Presumably the problem is that the subPathResults variable may contain the results of parsing several objects. Later, when calling the existsInpathResults function, the data of another object corresponding to the specified index may be returned. Although an empty result should have been returned.

In my opinion, a possible solution could be to reset the subPathResults variable inside the processObjects function at each iteration cycle of the objects variable. Code snippet:

func (p *Parser) processObjects(input []byte, objects []Object, timestamp time.Time) ([]telegraf.Metric, error) {
    p.iterateObjects = true
    var t []telegraf.Metric
    for _, c := range objects {
        p.subPathResults = nil
        p.objectConfig = c
srebhan commented 4 weeks ago

I suggest using the [xpath parser]() with

[[inputs.file]]
  files = ["test_configs/jsontest_issue_15892.json"]
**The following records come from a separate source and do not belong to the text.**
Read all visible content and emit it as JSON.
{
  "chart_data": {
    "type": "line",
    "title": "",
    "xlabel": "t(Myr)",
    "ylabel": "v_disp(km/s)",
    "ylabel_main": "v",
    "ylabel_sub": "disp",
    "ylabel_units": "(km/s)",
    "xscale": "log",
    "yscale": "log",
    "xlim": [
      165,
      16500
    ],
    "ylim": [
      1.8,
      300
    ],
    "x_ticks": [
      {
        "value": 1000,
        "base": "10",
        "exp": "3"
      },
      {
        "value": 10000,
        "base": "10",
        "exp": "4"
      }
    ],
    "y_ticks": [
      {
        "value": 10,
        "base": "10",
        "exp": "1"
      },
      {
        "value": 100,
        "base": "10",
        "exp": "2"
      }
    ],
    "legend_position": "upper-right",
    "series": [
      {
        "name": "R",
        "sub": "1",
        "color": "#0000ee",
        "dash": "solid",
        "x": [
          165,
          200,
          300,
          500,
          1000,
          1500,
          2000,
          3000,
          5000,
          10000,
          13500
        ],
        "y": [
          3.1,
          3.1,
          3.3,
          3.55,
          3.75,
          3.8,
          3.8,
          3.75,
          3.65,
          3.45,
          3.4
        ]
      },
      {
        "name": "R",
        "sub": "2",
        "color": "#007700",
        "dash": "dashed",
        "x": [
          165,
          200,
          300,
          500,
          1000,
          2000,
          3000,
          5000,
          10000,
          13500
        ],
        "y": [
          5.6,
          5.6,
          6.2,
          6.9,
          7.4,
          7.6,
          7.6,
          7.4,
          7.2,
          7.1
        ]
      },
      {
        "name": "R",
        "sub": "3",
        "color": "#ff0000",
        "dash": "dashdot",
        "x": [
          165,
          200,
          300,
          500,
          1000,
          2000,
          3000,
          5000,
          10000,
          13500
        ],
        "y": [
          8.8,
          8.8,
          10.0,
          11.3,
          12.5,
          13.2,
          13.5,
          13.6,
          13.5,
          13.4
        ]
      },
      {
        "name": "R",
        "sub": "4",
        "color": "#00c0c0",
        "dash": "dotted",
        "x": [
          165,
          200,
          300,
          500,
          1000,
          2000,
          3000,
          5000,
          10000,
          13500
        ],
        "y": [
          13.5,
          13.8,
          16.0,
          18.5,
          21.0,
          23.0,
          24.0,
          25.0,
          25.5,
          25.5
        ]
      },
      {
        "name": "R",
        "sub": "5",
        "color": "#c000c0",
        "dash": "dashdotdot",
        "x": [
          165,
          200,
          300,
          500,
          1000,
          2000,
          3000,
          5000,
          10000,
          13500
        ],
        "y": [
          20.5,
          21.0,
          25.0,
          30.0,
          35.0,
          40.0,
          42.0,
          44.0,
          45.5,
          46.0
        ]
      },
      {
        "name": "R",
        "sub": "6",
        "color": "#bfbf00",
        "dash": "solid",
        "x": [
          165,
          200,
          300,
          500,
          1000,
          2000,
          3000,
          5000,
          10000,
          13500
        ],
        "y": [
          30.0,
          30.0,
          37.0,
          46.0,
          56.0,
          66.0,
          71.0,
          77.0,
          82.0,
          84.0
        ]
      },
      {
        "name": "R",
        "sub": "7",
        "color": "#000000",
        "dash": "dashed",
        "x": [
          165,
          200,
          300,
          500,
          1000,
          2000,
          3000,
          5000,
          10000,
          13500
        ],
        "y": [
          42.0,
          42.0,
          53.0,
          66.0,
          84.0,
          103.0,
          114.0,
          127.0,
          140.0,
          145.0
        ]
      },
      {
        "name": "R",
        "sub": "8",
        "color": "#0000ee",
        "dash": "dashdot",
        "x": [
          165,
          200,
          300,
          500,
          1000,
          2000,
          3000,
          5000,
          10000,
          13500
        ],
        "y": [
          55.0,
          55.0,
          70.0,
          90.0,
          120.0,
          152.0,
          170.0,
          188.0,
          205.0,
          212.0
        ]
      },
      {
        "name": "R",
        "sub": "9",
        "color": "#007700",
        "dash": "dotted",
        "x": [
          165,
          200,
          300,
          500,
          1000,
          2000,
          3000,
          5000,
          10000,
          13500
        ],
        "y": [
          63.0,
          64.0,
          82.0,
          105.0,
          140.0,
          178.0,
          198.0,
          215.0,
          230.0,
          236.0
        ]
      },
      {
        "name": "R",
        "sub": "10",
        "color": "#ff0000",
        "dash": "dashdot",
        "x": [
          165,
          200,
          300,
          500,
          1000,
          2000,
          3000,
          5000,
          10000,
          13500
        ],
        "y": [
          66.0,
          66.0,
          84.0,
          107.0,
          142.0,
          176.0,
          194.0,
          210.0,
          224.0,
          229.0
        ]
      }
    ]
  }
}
  data_format = "xpath_json"
  xpath_native_types = true

  [[inputs.file.xpath]]
    metric_name = "'pools'"
    metric_selection = "/counters/thread/pools/*"
    [inputs.file.xpath.fields_int]
      active = "active"
    [inputs.file.xpath.tags]
      name = "name"

  [[inputs.file.xpath]]
    metric_name = "'errors'"
    metric_selection = "/errors/type/error_list/*"
    [inputs.file.xpath.fields_int]
      count = "count"
    [inputs.file.xpath.tags]
      name = "name"

  [[inputs.file.xpath]]
    metric_name = "'errors'"
    [inputs.file.xpath.fields_int]
      count = "/errors/type/total_errors"
    [inputs.file.xpath.tags]
      name = "'total'"

which results in the following metrics (in line-protocol) for your example

> pools,host=Hugin,name=main active=1i 1727880774000000000
> errors,host=Hugin,name=SomeError count=3i 1727880774000000000
> errors,host=Hugin,name=total count=3i 1727880774000000000
telegraf-tiger[bot] commented 2 weeks ago

Hello! I am closing this issue due to inactivity. I hope you were able to resolve your problem, if not please try posting this question in our Community Slack or Community Forums or provide additional details in this issue and reqeust that it be re-opened. Thank you!